Beginning Friday — the start of the Jewish High Holiday season — schools, restaurants, malls and hotels will shut down, among other businesses, and Israelis will face restrictions on movement and on gatherings.
“Our goal is to stop the increase [ in cases] and lower morbidity,” Mr. Netanyahu said in a nationally broadcast statement. “I know that these steps come at a difficult price for all of us. This is not the holiday we are used to.”
The tightening of measures marks the second time Israel is being plunged into a lockdown after a lengthy shutdown in the spring. That lockdown is credited with having brought down what were much lower infection numbers, but it wreaked havoc on the country’s economy and sent unemployment skyrocketing.
The lockdown will remain in place for at least three weeks, at which point officials may relax measures if case numbers decline. Israelis typically hold large family gatherings and pack synagogues during the important fast of Yom Kippur later this month — settings that officials fear could trigger new outbreaks.
A sticking point in government deliberations over the lockdown was what prayers would look like during the holidays. While the details on prayer during the lockdown were not nailed down in the government decision, strict limits on the faithful were expected. That prompted Israeli Housing
Minister Yaakov Litzman, who represents ultra- Orthodox Jews, to resign from the government earlier Sunday.

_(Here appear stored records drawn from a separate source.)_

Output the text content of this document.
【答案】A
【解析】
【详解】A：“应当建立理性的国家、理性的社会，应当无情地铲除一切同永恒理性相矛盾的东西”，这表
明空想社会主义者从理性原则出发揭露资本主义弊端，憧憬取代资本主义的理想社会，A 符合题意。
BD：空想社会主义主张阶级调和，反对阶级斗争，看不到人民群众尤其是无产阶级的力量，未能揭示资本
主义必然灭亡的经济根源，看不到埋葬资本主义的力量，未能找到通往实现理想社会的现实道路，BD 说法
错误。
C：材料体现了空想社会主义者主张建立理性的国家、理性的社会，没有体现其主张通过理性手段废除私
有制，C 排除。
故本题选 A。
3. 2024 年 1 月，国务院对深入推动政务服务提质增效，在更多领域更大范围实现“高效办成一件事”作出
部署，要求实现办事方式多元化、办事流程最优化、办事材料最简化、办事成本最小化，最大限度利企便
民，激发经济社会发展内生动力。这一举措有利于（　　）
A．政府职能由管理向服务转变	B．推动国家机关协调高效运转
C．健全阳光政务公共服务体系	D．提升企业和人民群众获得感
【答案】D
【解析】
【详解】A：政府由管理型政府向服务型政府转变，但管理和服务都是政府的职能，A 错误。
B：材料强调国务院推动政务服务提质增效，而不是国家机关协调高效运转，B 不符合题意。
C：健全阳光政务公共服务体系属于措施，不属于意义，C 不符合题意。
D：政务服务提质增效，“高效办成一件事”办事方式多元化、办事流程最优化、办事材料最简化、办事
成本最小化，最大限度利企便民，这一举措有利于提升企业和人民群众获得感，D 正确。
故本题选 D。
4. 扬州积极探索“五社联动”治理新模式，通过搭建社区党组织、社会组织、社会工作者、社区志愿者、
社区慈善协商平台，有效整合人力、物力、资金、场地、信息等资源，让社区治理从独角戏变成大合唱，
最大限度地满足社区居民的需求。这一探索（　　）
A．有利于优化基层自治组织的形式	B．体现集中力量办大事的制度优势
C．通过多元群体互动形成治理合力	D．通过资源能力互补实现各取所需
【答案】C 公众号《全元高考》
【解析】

Israel has had more than 150,000 confirmed cases of the coronavirus and more than 1,100 deaths. Given its population of 9 million, the country now has one of the world’s worst outbreaks. It is now seeing more than 4,000 new daily cases of the virus.
Israel earned praise for its initial handling of the coronavirus outbreak, moving quickly to seal the country’s borders and appearing to bring infections under control. But it has since been criticized for opening businesses and schools too quickly and allowing the virus to spread unchecked.
Much of that criticism has been aimed at Mr. Netanyahu, who has faced a public outcry over his handling of the crisis and has seen thousands of protesters descend on his Jerusalem residence every week.